El corazón de Mateo palpitó con fuerza. Casi podía paladear la victoria. Rachel parecía un poco triste, quizá incluso derrotada, pero estaba empezando a considerarlo.
–Lo organizaría todo para que viajaras de vuelta a Kallyria conmigo cuanto antes. Nos casaríamos en la Catedral de Santa Teodora. Todos los miembros de la familia real se casan por el rito de la Iglesia ortodoxa griega. Espero que eso no suponga un problema para ti.
–Mateo, estaba hablando en términos hipotéticos.
Él se encogió de hombros.
–Y yo.
–Muy bien. ¿Y después de la boda, qué?
–Viviríamos juntos como marido y mujer. Tú me acompañarías a los actos de Estado, en los viajes al extranjero, decidirías a qué instituciones benéficas quieres apoyar…
–Y tendría que darte un heredero, ¿no? –lo cortó ella, sosteniéndole la mirada aunque le ardían las mejillas–. Esa es una parte que aún no has mencionado.
–No, es verdad –asintió Mateo. Se preguntaba por qué se había puesto colorada, si sería porque estaban hablando indirectamente de sexo, o si habría alguna otra razón–. Supongo que porque me parecía que era evidente.

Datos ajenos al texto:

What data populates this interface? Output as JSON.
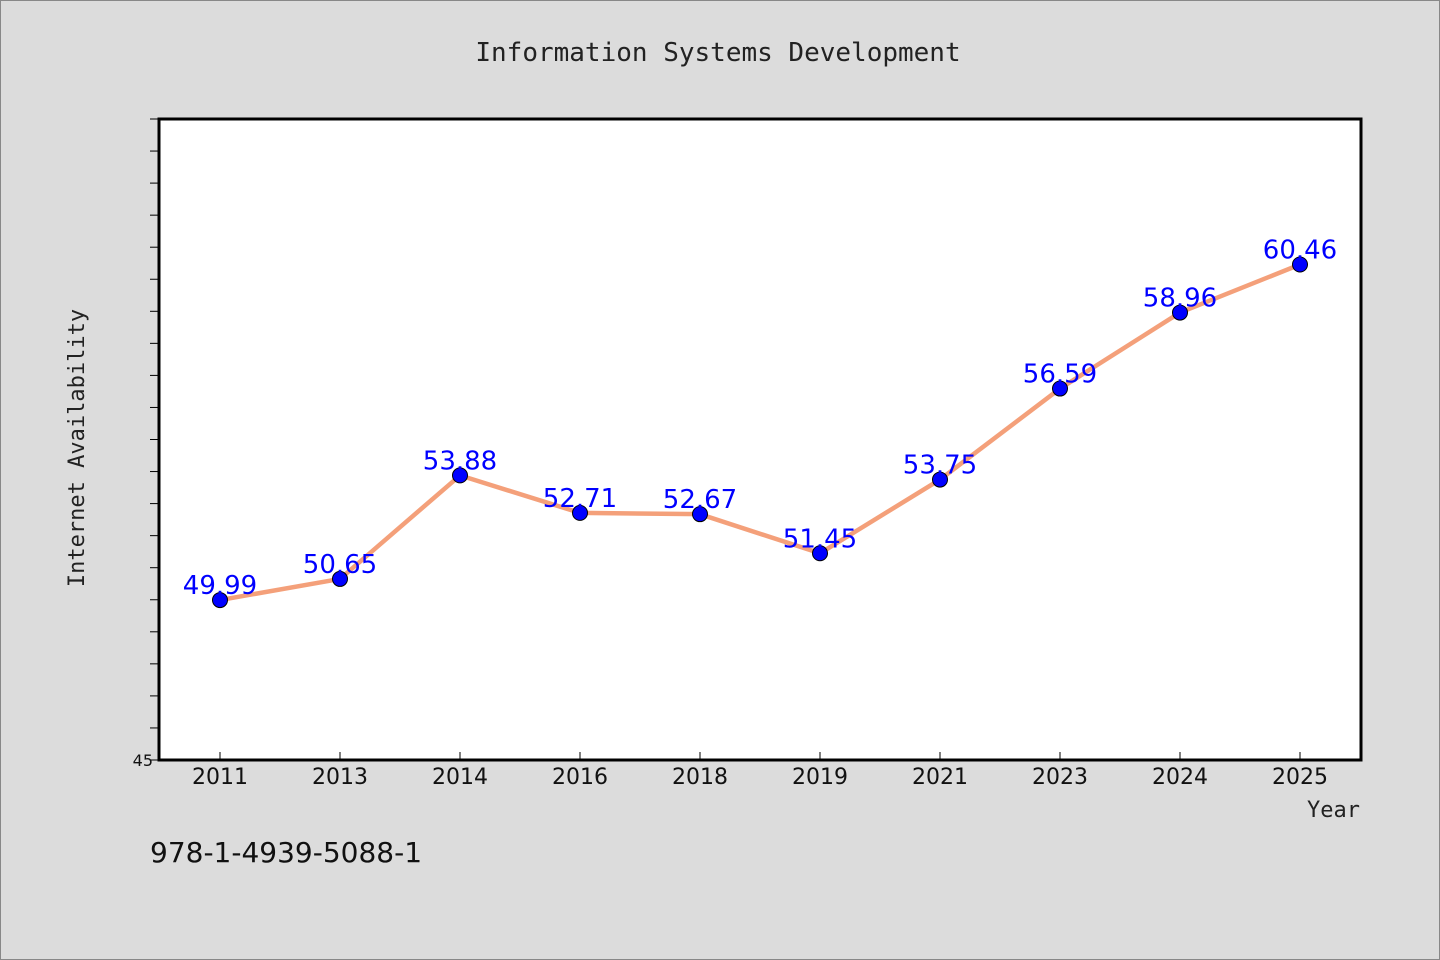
{
  "chart_data": {
    "type": "line",
    "title": "Information Systems Development",
    "xlabel": "Year",
    "ylabel": "Internet Availability",
    "categories": [
      "2011",
      "2013",
      "2014",
      "2016",
      "2018",
      "2019",
      "2021",
      "2023",
      "2024",
      "2025"
    ],
    "series": [
      {
        "values": [
          49.99,
          50.65,
          53.88,
          52.71,
          52.67,
          51.45,
          53.75,
          56.59,
          58.96,
          60.46
        ],
        "data_labels": [
          "49.99",
          "50.65",
          "53.88",
          "52.71",
          "52.67",
          "51.45",
          "53.75",
          "56.59",
          "58.96",
          "60.46"
        ]
      }
    ],
    "ylim": [
      45,
      65
    ],
    "y_tick_labels": [
      "45"
    ],
    "grid": false,
    "colors": {
      "line": "#f4a07a",
      "marker": "#0000ff",
      "label": "#0000ff",
      "background": "#dcdcdc",
      "plot": "#ffffff"
    }
  },
  "footer": {
    "isbn": "978-1-4939-5088-1"
  }
}
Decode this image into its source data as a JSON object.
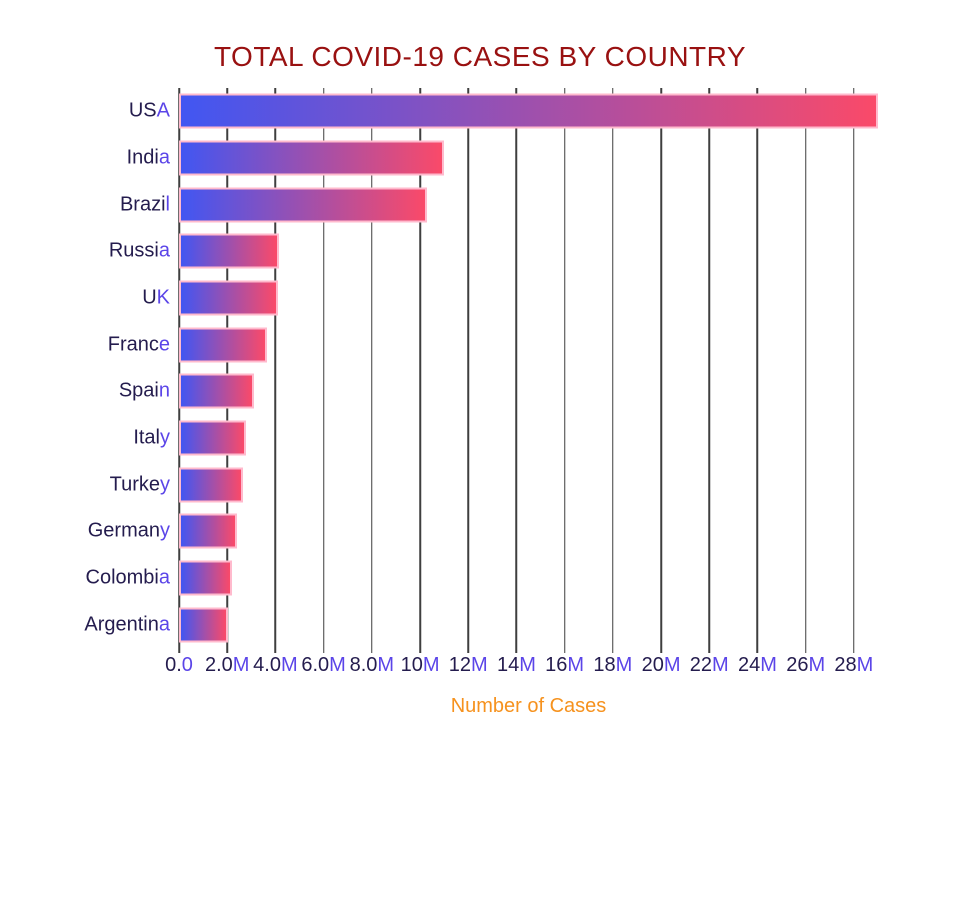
{
  "chart_data": {
    "type": "bar",
    "orientation": "horizontal",
    "title": "TOTAL COVID-19 CASES BY COUNTRY",
    "xlabel": "Number of Cases",
    "ylabel": "",
    "legend": "none",
    "grid": "vertical-only",
    "categories": [
      "USA",
      "India",
      "Brazil",
      "Russia",
      "UK",
      "France",
      "Spain",
      "Italy",
      "Turkey",
      "Germany",
      "Colombia",
      "Argentina"
    ],
    "values": [
      29000000,
      11000000,
      10300000,
      4150000,
      4100000,
      3650000,
      3100000,
      2800000,
      2650000,
      2400000,
      2200000,
      2050000
    ],
    "xlim": [
      0,
      29000000
    ],
    "x_ticks": [
      {
        "value": 0,
        "label": "0.0"
      },
      {
        "value": 2000000,
        "label": "2.0M"
      },
      {
        "value": 4000000,
        "label": "4.0M"
      },
      {
        "value": 6000000,
        "label": "6.0M"
      },
      {
        "value": 8000000,
        "label": "8.0M"
      },
      {
        "value": 10000000,
        "label": "10M"
      },
      {
        "value": 12000000,
        "label": "12M"
      },
      {
        "value": 14000000,
        "label": "14M"
      },
      {
        "value": 16000000,
        "label": "16M"
      },
      {
        "value": 18000000,
        "label": "18M"
      },
      {
        "value": 20000000,
        "label": "20M"
      },
      {
        "value": 22000000,
        "label": "22M"
      },
      {
        "value": 24000000,
        "label": "24M"
      },
      {
        "value": 26000000,
        "label": "26M"
      },
      {
        "value": 28000000,
        "label": "28M"
      }
    ],
    "colors": {
      "background": "#ffffff",
      "title": "#991111",
      "xlabel": "#f6921e",
      "tick_main": "#241c4e",
      "tick_accent": "#5b45e8",
      "bar_gradient_start": "#4156f2",
      "bar_gradient_end": "#fa4a69",
      "bar_border": "#ffbacd",
      "gridline": "#3f3f3f"
    }
  }
}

–¿El qué?, ¿que sería un matrimonio… en el sentido estricto de la palabra?
–Bueno, si con eso te refieres a si tendríamos que consumarlo, sí.
De pronto una serie de imágenes danzaban en la mente de Mateo, imágenes con las que nunca se habría permitido fantasear, imágenes de Rachel en ropa interior de seda y encaje, tumbada en una cama con dosel, sonriéndole, con el cabello ondulado desparramado sobre la almohada.
–¿No te parece que esto no es algo como para tomárselo a la ligera? –le espetó Rachel.
En ese momento entró el camarero para retirarles los platos, y Mateo esperó a que se hubiera marchado para contestar.
–Está bien, tienes razón; hablémoslo.
Mateo era como una apisonadora, empeñado en tumbar todas sus objeciones, pensó Rachel. Y ella, entretanto, se sentía como si estuviera atravesando un campo de minas.
–No te sientes atraído por mí –le dijo a las bravas.
Dolía decirlo en voz alta, era algo que la humillaba y hacía resurgir los malos recuerdos del pasado. Sin embargo, hacía tiempo que se había dado cuenta de que la única manera de no perder su dignidad era llamar a las cosas por su nombre y afrontarlas.
Mateó frunció los labios.
–Un matrimonio no debería cimentarse sobre algo tan endeble como la atracción física –dijo.
Rachel tragó saliva. Era una admisión indirecta de que no se sentía atraído por ella, pero no por eso resultaba menos dolorosa.